I felt like I knew this guy though my friend Jacob, who revered Scott and spoke of him so dearly.

I never knew Scott, but learning of his sudden passing struck a chord in me. A mortal chill woke me up from the comfortable daze of a Sunday night in September, and pushed me to my balcony, and to my journal, and to a blank page.

I wrote, and I reflected: Anything is possible, for better or for worse.

Everyone dies. Everything is change.

This Universe is one of death and rebirth, destruction and creation — two sides to the same coin, inextricably bound, interlaced, left and and right, embracing to form a whole. I know all that. I think about death more than I might care to admit, but I really believe remembering mortality is the surest way to live fully — not by denying fear, but defying it, and welcoming more and more of it.

That keeps you really, truly living.

But when a guy like Scott — almost superhuman in stature and presence, with an untold legacy left in his wake — passes unexpectedly, on an adventure, out somewhere in the world, I get scared. And it makes me just want to hide.

Because “anything is possible” goes both ways.

Ecstasy, or agony. Victory, or defeat. Great adventure, joy, bliss — or tragedy.

I try not to be just another guy in a online landscape of lifestyle design, where self-employed, globe-trotter entrepreneur types extol “anything is possible” as if possibility is a promise of any reward.

It’s why my philosophy for writing, for storytelling, for yoga and all else revolves around making the journey the greatest reward — because outcomes are never promised.

We can only choose the journey we take.

And I always tend to think of the upside — the potential, the promise, what’s yet untapped — but there’s always the other side of the equation. Take an adventure, and things could go terribly wrong.

But if I may speak for someone like Scott — how I knew him through friends and how he seemed to embody his values until the end… even in tragedy, the same lesson remains:

Anything is possible, for better or for worse.

And for that reason alone, some feel called to go.

To do.

To journey.

To adventure, not for success or failure.

To serve, not to become a leader.

To give, and experience, and try to fly…

Not to risk it all “just because.”

Not to defy a norm.

Or to erase what’s called home.

Or for the sake of escape.

But “because it’s there.”

That’s how George Mallory, 20th century English mountaineer, described his reason for scaling Mount Everest.

Neither the risk of it, nor the adventure. Not the accomplishment, nor possibility of defeat.

“Because it’s there,” he said.

And, by God, perhaps there’s no better motivation.

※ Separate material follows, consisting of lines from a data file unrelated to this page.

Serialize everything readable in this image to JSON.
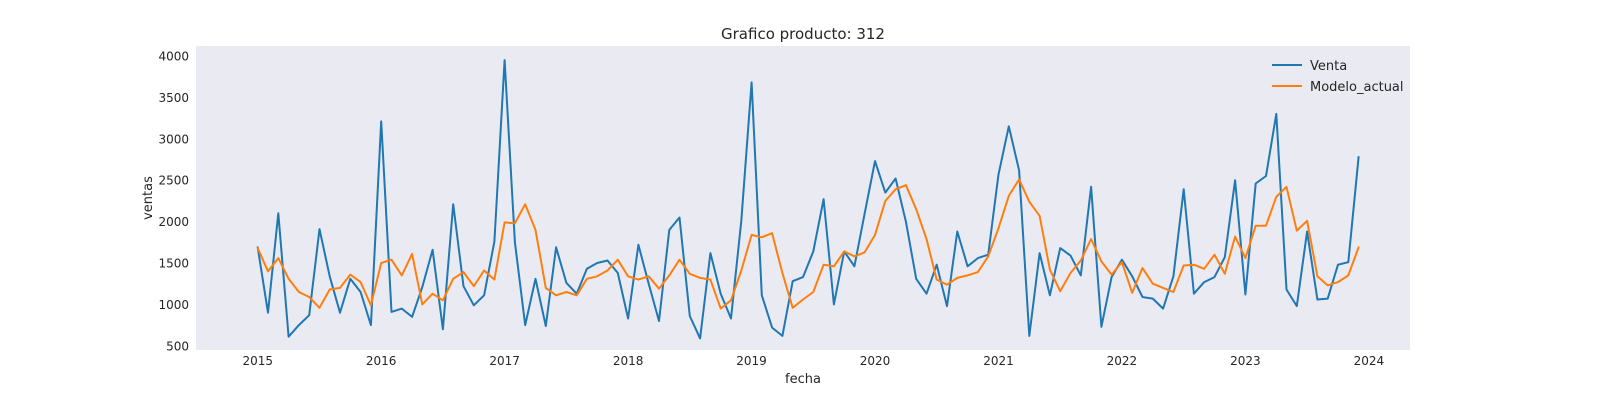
{
  "chart_data": {
    "type": "line",
    "title": "Grafico producto: 312",
    "xlabel": "fecha",
    "ylabel": "ventas",
    "xlim": [
      "2014-07-01",
      "2024-05-01"
    ],
    "ylim": [
      450,
      4120
    ],
    "x_ticks": [
      "2015",
      "2016",
      "2017",
      "2018",
      "2019",
      "2020",
      "2021",
      "2022",
      "2023",
      "2024"
    ],
    "y_ticks": [
      "500",
      "1000",
      "1500",
      "2000",
      "2500",
      "3000",
      "3500",
      "4000"
    ],
    "grid": false,
    "legend_position": "top-right",
    "background": "#EAEAF2",
    "x": [
      "2015-01",
      "2015-02",
      "2015-03",
      "2015-04",
      "2015-05",
      "2015-06",
      "2015-07",
      "2015-08",
      "2015-09",
      "2015-10",
      "2015-11",
      "2015-12",
      "2016-01",
      "2016-02",
      "2016-03",
      "2016-04",
      "2016-05",
      "2016-06",
      "2016-07",
      "2016-08",
      "2016-09",
      "2016-10",
      "2016-11",
      "2016-12",
      "2017-01",
      "2017-02",
      "2017-03",
      "2017-04",
      "2017-05",
      "2017-06",
      "2017-07",
      "2017-08",
      "2017-09",
      "2017-10",
      "2017-11",
      "2017-12",
      "2018-01",
      "2018-02",
      "2018-03",
      "2018-04",
      "2018-05",
      "2018-06",
      "2018-07",
      "2018-08",
      "2018-09",
      "2018-10",
      "2018-11",
      "2018-12",
      "2019-01",
      "2019-02",
      "2019-03",
      "2019-04",
      "2019-05",
      "2019-06",
      "2019-07",
      "2019-08",
      "2019-09",
      "2019-10",
      "2019-11",
      "2019-12",
      "2020-01",
      "2020-02",
      "2020-03",
      "2020-04",
      "2020-05",
      "2020-06",
      "2020-07",
      "2020-08",
      "2020-09",
      "2020-10",
      "2020-11",
      "2020-12",
      "2021-01",
      "2021-02",
      "2021-03",
      "2021-04",
      "2021-05",
      "2021-06",
      "2021-07",
      "2021-08",
      "2021-09",
      "2021-10",
      "2021-11",
      "2021-12",
      "2022-01",
      "2022-02",
      "2022-03",
      "2022-04",
      "2022-05",
      "2022-06",
      "2022-07",
      "2022-08",
      "2022-09",
      "2022-10",
      "2022-11",
      "2022-12",
      "2023-01",
      "2023-02",
      "2023-03",
      "2023-04",
      "2023-05",
      "2023-06",
      "2023-07",
      "2023-08",
      "2023-09",
      "2023-10",
      "2023-11",
      "2023-12"
    ],
    "series": [
      {
        "name": "Venta",
        "color": "#1F77B4",
        "values": [
          1690,
          900,
          2100,
          610,
          750,
          870,
          1910,
          1340,
          900,
          1310,
          1150,
          750,
          3210,
          910,
          950,
          850,
          1210,
          1660,
          700,
          2210,
          1220,
          990,
          1110,
          1760,
          3950,
          1750,
          750,
          1310,
          740,
          1690,
          1260,
          1130,
          1430,
          1500,
          1530,
          1380,
          830,
          1720,
          1250,
          800,
          1900,
          2050,
          860,
          590,
          1620,
          1130,
          830,
          2010,
          3680,
          1110,
          720,
          620,
          1280,
          1330,
          1640,
          2270,
          1000,
          1640,
          1460,
          2100,
          2730,
          2350,
          2520,
          2000,
          1310,
          1130,
          1480,
          980,
          1880,
          1460,
          1560,
          1600,
          2570,
          3150,
          2620,
          620,
          1620,
          1110,
          1680,
          1590,
          1350,
          2420,
          730,
          1330,
          1540,
          1340,
          1090,
          1070,
          950,
          1340,
          2390,
          1130,
          1270,
          1330,
          1570,
          2500,
          1120,
          2460,
          2550,
          3300,
          1180,
          980,
          1880,
          1060,
          1070,
          1480,
          1510,
          2780
        ]
      },
      {
        "name": "Modelo_actual",
        "color": "#FF7F0E",
        "values": [
          1680,
          1400,
          1560,
          1310,
          1150,
          1090,
          960,
          1180,
          1200,
          1360,
          1270,
          990,
          1500,
          1540,
          1350,
          1610,
          1000,
          1130,
          1050,
          1310,
          1390,
          1220,
          1410,
          1300,
          1990,
          1980,
          2210,
          1900,
          1200,
          1110,
          1150,
          1110,
          1310,
          1340,
          1410,
          1540,
          1340,
          1300,
          1340,
          1190,
          1350,
          1540,
          1370,
          1320,
          1300,
          950,
          1050,
          1410,
          1840,
          1810,
          1860,
          1380,
          960,
          1060,
          1150,
          1480,
          1460,
          1640,
          1580,
          1630,
          1840,
          2250,
          2390,
          2440,
          2150,
          1790,
          1300,
          1240,
          1320,
          1350,
          1390,
          1580,
          1920,
          2310,
          2510,
          2240,
          2070,
          1420,
          1160,
          1380,
          1530,
          1790,
          1520,
          1360,
          1510,
          1140,
          1440,
          1250,
          1200,
          1150,
          1470,
          1480,
          1430,
          1600,
          1370,
          1820,
          1560,
          1950,
          1950,
          2300,
          2420,
          1890,
          2010,
          1340,
          1230,
          1270,
          1350,
          1690
        ]
      }
    ]
  }
}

We live in a time of “endless possibility” that’s more endlessly possible than most could imagine in history — far from perfect, far from ideal, but never quite so possible. It’s an age where magic happens — digital sorcery, inconceivable feats, space travel, making life with our own hands — and we take it for granted.

For all the reasons to “do not” — for what could go wrong — there are so many reasons to “do.” Atop the list, for me at least, is because it’s there.

It’s rationale that needs no defense: independent of the outcomes, whether success or failure.

To go because you can. To see what lies beyond. To remain astoundingly curious.

Because to question, to journey, to be curious… will never tell you, no.

I hope that I have a lot of life left to live.

But no such thing is ever promised — whether we are journeyer, adventurer, mountain-climber, or not.

Abroad, in the sky, on the sea, or on the couch.

Six years after I left my job, fourteen years after 9/11, honestly, the longer I go the less I remember why I made the big decisions that I made in my life and that make up the story of what I’m doing in the world.

I wanted to write books, I wanted my words to matter, I wanted to live my life without anyone else’s permission. I wanted to do good, to serve, to lead in my own way — to love how I could, to just do my part, but perhaps most of all not to miss a second of life before it was too late.

From now on, maybe, I’ll just borrow the words of George Mallory.

“Because it’s there.”

For better or for worse.

For success or for failure.

For we’re all promised the same fate in the end.

And what matters most is the journey you take until you get there.